Au début des années soixante Montpellier est une ville dont la taille et le dynamisme ne se distinguent pas encore vraiment en Languedoc, y compris face à Nîmes, la grande rivale. Deux éléments changeront cela : tout d’abord, une expansion démographique réelle : entre 1962 et 1968 la ville connaît une croissance démographique de 5,3%, due notamment à l’arrivée des Pieds Noirs et à l’immigration en provenance du Maghreb et de l’Espagne ; et ensuite, l’arrivée d’IBM à Montpellier, en 1964.

IBM LogoIBM à l’aube des années soixante

En 1956 Thomas J. Watson, le fondateur » d’IBM, décède. C’est son fils, Thomas J. Watson junior, qui lui succède à la tête d’une entreprise comptant à cette époque 72 000 employés dans le monde et quasiment un milliard de dollars de chiffre d’affaires.

En France IBM ouvre à cette période les bureaux de Reims, Limoges, Annecy, Orléans, Besançon, Troyes, Rennes, tant et si bien que fin 1962 IBM France compte 35 agences commerciales sur tout le territoire et 13 bureaux et ateliers outre-mer.

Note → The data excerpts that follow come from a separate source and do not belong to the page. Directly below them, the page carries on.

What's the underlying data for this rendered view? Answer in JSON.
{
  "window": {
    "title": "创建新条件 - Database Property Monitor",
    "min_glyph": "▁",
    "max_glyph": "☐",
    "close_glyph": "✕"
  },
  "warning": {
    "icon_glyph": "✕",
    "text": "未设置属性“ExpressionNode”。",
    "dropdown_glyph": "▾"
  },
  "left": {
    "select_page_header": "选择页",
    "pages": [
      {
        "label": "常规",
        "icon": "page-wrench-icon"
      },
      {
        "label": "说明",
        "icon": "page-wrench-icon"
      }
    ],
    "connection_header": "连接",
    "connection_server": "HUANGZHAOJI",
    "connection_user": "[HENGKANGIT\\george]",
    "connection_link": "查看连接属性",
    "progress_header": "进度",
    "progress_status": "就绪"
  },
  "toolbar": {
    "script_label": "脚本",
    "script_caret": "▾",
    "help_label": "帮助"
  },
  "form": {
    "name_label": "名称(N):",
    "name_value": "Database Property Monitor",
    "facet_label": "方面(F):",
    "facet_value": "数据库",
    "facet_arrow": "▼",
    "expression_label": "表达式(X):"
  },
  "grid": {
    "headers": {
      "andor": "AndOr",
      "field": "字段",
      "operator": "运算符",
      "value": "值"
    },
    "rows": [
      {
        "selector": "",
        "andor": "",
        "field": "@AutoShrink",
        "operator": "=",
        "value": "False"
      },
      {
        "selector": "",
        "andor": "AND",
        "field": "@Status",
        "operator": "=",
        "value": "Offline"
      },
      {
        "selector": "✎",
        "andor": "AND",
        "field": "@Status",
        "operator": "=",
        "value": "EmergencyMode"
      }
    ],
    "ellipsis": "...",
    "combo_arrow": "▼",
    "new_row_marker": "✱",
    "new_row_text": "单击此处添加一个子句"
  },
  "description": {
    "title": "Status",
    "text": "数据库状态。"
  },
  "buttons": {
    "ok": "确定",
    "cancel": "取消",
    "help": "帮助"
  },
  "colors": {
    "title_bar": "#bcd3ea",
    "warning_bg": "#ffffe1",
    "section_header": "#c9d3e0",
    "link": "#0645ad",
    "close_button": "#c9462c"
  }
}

1964 : IBM débarque à Montpellier

L’année 1964 marque pour IBM un tournant particulier : pour la première fois une gamme d’ordinateurs universels voit le jour. Il du 360 :

« L’IBM 360 annoncé remplace les cinq gammes de produits IBM par une famille de produits compatibles utilisant une nouvelle architecture, la première à représenter les données en octets, une méthode encore utilisée aujourd’hui. L’annonce présente un concept avant-gardiste d’une portée sans précédent. Six modèles de processeurs, dont les performances sont multipliées par 50, ainsi que 54 différents périphériques. Plusieurs types de dispositifs de stockage magnétique, des terminaux à écran, de l’équipement de communications, des lecteurs et perforatrices de cartes, des imprimantes et un lecteur optique de caractères. Rapidement, les commandes dépassent les prévisions. Plus d’un millier de commandes sont signées durant les quatre semaines suivant l’annonce. Et un millier d’autres durant les quatre mois suivants.« 

IBM 360Pour faire face à la demande, IBM décide d’ouvrir une nouvelle usine à Montpellier. Le chantier débute le 1er décembre 1964, et le 28 juin 1965 l’usine ouvre ses portes. Plus de deux mille emplois seront créés en 10 ans.

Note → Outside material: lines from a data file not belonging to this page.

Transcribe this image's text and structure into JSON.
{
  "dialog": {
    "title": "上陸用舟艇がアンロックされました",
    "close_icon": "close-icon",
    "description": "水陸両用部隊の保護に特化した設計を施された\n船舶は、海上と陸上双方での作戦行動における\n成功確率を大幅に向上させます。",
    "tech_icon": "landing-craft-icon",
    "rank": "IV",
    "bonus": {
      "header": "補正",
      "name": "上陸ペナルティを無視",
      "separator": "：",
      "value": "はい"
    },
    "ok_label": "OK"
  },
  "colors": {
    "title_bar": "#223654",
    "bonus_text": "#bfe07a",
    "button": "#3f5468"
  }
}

Une expérience marquante pour Montpellier

Pour Henry Bakis et Alexandre Schon, auteurs de Ville de la connaissance et terreau numérique : le cas de Montpellier, France,

« De nombreuses entreprises sous-traitantes travaillant déjà pour cette firme en Région parisienne ont suivi IBM, et d’autres activités ont été crées localement. Depuis le milieu des années 1960, a émergé une nouvelle industrie montpelliéraine d‘abord dans la mouvance de l‘implantation de l‘usine de la firme IBM dans le quartier de la Pompignane (en-dehors des zones industrielles programmées par les institutions locales) et de l‘activité de ses sous-traitants. Cela a constitué une mutation importante dans l‘histoire économique de la ville d‘autant que vingt ans plus tard, IBM était le principal établissement industriel régional (2 700 emplois directs, le double en comptant ceux des sous-traitants). » 

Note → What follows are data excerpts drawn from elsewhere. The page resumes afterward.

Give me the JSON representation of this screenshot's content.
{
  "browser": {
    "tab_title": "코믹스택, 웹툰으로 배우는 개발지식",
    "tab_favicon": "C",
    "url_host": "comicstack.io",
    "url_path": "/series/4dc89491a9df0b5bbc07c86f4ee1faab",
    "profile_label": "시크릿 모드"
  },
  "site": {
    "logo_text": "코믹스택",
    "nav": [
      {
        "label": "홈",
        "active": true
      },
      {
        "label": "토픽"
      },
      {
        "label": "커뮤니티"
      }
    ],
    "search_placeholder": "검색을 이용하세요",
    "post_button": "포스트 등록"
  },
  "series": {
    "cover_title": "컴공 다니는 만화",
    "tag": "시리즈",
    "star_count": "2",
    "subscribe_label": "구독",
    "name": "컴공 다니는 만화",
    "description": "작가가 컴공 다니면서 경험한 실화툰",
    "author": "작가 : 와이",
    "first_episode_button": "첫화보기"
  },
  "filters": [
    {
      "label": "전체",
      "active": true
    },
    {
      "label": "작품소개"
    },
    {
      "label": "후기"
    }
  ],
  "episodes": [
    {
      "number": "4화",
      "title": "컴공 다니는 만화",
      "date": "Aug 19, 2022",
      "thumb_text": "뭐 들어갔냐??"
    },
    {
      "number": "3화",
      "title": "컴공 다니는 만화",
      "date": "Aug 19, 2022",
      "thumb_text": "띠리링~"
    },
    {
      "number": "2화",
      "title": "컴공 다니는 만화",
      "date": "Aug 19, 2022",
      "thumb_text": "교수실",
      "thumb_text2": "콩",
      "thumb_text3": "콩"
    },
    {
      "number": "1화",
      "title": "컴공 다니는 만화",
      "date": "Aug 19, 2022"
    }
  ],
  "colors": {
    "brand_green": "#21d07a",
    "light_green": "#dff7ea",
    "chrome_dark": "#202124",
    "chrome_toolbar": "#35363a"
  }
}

Pour Christian Verlaque, cité par les mêmes,

« L’arrivée d’IBM bouleverse l’ordre industriel et socio-économique local. [...] L’entreprise a su exploiter à son profit les caractéristiques locales — milieu social accueillant et bon équipement scientifique favorable aux cadres, essor facile de la sous-traitance — et modifier peu à peu les données structurelles de l’industrie montpelliéraine. Même si les effets d’entraînement n’ont pas été à la mesure de ceux qu’escomptaient les édiles locaux. IBM, première entreprise industrielle de la région avec quelque 3 000 salariés, reste le symbole du changement à Montpellier, d’un renouveau des facteurs de production au sein des mécanismes de fonctionnement économique de la ville. Ce renouveau se traduit dans les mentalités — plusieurs milliers de demandes d’emplois chaque année à IBM, impression d’un « ennoblissement » du travail industriel, développement de « l’esprit d’entreprise »—, par la constitution d’un réseau bien structuré de sous-traitants dans les domaines de l’électronique (câblage, montage, maintenance), de l’outillage de précision et de contrôle, de la tôlerie fine, de la micromécanique…, autant de secteurs quasi inconnus jusque là à Montpellier.« 

Citons enfin Bernard Vignon, qui fut directeur de la communication IBM à Montpellier :

« C’est autour d’IBM ­ […] que s’est développée l’informatique à Montpellier. Nous avons servi de référence pour les entreprises candidates à une implantation locale. »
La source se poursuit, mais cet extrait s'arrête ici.